6. Chemische Erfindungen und Auswahlerfindungen
Der Stand der Technik enthält oft Druckschriften, die mit allgemeinen Begriffen beschriebene technische Lehren enthalten, unter die sich eine Anzahl speziellerer technischer Lehren subsumieren lassen. Bei der Beurteilung der Neuheit eines Gegenstands, der sich unter einen solchen zum Stand der Technik gehörenden allgemeinen Begriff subsumieren lässt, stellt sich die Frage, ob das Beanspruchte durch den allgemeinen Begriff der Öffentlichkeit ganz oder teilweise zugänglich gemacht worden ist. Mit anderen Worten, entscheidend ist, ob der in der Entgegenhaltung verwendete allgemeine Begriff schon den Gegenstand offenbart, der durch den im Anspruch enthaltenen speziellen Begriff definiert wird. In diesen Fällen ist der Offenbarungsgehalt der Vorveröffentlichung mit besonderer Sorgfalt zu ermitteln. Besonders häufig findet man solche allgemeinen Begriffe in der chemischen Fachliteratur, weshalb die einschlägige Rechtsprechung meist das Gebiet der Chemie betrifft (s. z. B. T 2350/16 betreffend eine Anmeldung auf dem Gebiet der Mechanik, in der die Kammer feststellte, dass die Rechtsprechung betreffend die Auswahl aus Listen nicht zur Anwendung kommen konnte, da es sich nicht um (lange) Listen handelte, wie sie in der Chemie gebräuchlich sind, sondern jeweils nur um eine Auswahl aus höchstens zwei oder drei Elementen; s. auch T 712/16).
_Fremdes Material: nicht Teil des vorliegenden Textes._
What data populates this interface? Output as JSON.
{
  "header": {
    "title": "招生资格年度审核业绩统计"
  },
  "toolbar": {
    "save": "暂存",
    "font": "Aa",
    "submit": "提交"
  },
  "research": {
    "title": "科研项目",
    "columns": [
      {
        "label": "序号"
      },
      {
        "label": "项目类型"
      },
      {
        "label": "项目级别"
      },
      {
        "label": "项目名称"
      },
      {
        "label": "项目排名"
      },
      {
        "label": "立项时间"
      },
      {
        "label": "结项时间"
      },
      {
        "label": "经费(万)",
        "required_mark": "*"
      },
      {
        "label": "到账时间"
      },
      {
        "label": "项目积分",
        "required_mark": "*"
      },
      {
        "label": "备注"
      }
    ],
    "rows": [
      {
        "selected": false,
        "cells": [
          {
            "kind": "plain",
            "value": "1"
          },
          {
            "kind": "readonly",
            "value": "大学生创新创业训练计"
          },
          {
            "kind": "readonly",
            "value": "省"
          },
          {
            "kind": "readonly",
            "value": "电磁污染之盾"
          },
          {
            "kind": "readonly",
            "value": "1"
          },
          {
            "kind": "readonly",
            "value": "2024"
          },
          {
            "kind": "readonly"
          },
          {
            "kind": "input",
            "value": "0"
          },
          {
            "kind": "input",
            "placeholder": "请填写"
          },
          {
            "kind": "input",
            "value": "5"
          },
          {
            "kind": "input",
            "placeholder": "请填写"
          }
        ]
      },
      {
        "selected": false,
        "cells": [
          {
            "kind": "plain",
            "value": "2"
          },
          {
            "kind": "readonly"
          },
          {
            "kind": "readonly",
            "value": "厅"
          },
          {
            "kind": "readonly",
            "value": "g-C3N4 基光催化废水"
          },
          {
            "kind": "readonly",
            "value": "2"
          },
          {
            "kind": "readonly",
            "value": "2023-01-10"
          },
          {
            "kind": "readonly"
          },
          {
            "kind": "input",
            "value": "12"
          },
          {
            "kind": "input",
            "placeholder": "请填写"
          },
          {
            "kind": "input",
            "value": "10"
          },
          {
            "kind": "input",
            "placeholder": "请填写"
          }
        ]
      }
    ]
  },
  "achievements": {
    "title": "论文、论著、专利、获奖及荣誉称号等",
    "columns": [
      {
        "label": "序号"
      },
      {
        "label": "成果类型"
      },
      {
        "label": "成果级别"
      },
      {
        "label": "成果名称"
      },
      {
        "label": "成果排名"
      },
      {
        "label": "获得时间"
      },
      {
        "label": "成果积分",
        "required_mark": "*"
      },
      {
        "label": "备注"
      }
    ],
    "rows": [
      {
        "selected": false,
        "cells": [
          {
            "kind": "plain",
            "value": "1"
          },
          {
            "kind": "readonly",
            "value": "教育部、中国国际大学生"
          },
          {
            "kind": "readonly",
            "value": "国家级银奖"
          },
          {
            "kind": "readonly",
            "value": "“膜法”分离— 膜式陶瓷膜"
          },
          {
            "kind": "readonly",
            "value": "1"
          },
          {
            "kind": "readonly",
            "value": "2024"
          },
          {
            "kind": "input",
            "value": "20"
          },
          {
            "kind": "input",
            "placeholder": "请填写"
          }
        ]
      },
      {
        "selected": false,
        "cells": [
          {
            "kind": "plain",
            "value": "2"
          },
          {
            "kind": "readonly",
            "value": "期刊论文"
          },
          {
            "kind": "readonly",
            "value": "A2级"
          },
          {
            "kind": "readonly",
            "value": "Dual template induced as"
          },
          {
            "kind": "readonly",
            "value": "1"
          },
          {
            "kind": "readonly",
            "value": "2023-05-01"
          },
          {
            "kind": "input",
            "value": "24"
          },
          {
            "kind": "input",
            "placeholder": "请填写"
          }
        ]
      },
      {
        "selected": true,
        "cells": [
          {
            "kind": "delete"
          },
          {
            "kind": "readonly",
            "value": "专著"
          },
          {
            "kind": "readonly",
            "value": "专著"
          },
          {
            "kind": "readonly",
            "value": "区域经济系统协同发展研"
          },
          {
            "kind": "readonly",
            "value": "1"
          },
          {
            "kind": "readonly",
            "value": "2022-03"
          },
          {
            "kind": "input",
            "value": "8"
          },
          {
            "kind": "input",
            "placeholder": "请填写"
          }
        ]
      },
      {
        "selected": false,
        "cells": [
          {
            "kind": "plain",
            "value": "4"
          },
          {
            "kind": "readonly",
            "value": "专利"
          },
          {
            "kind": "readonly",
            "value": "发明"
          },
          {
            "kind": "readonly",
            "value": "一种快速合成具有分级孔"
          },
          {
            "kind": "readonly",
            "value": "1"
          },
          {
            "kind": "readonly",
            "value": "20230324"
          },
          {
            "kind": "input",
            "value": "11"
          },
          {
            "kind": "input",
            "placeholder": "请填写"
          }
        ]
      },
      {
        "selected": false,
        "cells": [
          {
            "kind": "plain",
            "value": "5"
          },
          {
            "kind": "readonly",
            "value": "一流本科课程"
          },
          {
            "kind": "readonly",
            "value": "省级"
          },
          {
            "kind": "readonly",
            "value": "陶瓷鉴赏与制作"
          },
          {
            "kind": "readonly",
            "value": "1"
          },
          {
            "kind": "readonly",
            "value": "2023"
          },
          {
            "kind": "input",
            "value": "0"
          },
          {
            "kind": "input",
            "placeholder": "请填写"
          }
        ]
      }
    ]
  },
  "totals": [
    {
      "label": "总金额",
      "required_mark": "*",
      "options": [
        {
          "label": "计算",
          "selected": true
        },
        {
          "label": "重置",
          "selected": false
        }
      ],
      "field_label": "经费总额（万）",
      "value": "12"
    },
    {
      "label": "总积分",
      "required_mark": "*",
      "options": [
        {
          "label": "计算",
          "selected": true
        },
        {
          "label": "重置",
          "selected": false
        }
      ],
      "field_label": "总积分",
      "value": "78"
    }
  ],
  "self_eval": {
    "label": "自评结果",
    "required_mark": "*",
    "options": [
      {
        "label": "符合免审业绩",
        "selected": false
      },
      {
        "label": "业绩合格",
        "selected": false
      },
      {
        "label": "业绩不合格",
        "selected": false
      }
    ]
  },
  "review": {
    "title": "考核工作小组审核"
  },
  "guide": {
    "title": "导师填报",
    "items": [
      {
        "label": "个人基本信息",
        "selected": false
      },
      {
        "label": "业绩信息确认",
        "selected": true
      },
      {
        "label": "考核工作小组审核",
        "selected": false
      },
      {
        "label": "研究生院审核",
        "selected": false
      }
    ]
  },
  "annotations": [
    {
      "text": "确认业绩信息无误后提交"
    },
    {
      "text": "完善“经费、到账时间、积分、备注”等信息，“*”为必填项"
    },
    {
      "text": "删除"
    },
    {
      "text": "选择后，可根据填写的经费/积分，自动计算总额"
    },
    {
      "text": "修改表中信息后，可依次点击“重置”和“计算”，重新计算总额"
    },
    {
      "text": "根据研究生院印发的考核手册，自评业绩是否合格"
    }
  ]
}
Dabei lassen sich zwei Fallgruppen unterscheiden:
a) die Beurteilung der Neuheit chemischer Stoffe und Stoffgruppen gegenüber allgemeinen Formeln (Markush-Formeln), zu deren Umfang sie gehören (s. unter Kapitel I.C.6.2. "Neuheit chemischer Verbindungen und Stoffgruppen"), und
b) die Beurteilung der Neuheit von Erzeugnissen oder Verfahren, welche durch Parameterbereiche definiert sind, gegenüber bekannten Erzeugnissen oder Verfahren, die durch breitere oder überlappende Parameterbereiche gekennzeichnet sind (s. unter Kapitel I.C.6.3. "Auswahl aus Parameterbereichen").
Diese Fallgruppen unterscheiden sich hauptsächlich in technischer Hinsicht, es gelten jedoch dieselben patentrechtlichen Prinzipien. Daher konnten die Beschwerdekammern bei der Erörterung dieser Fragen immer wieder dieselben Ansätze aufgreifen.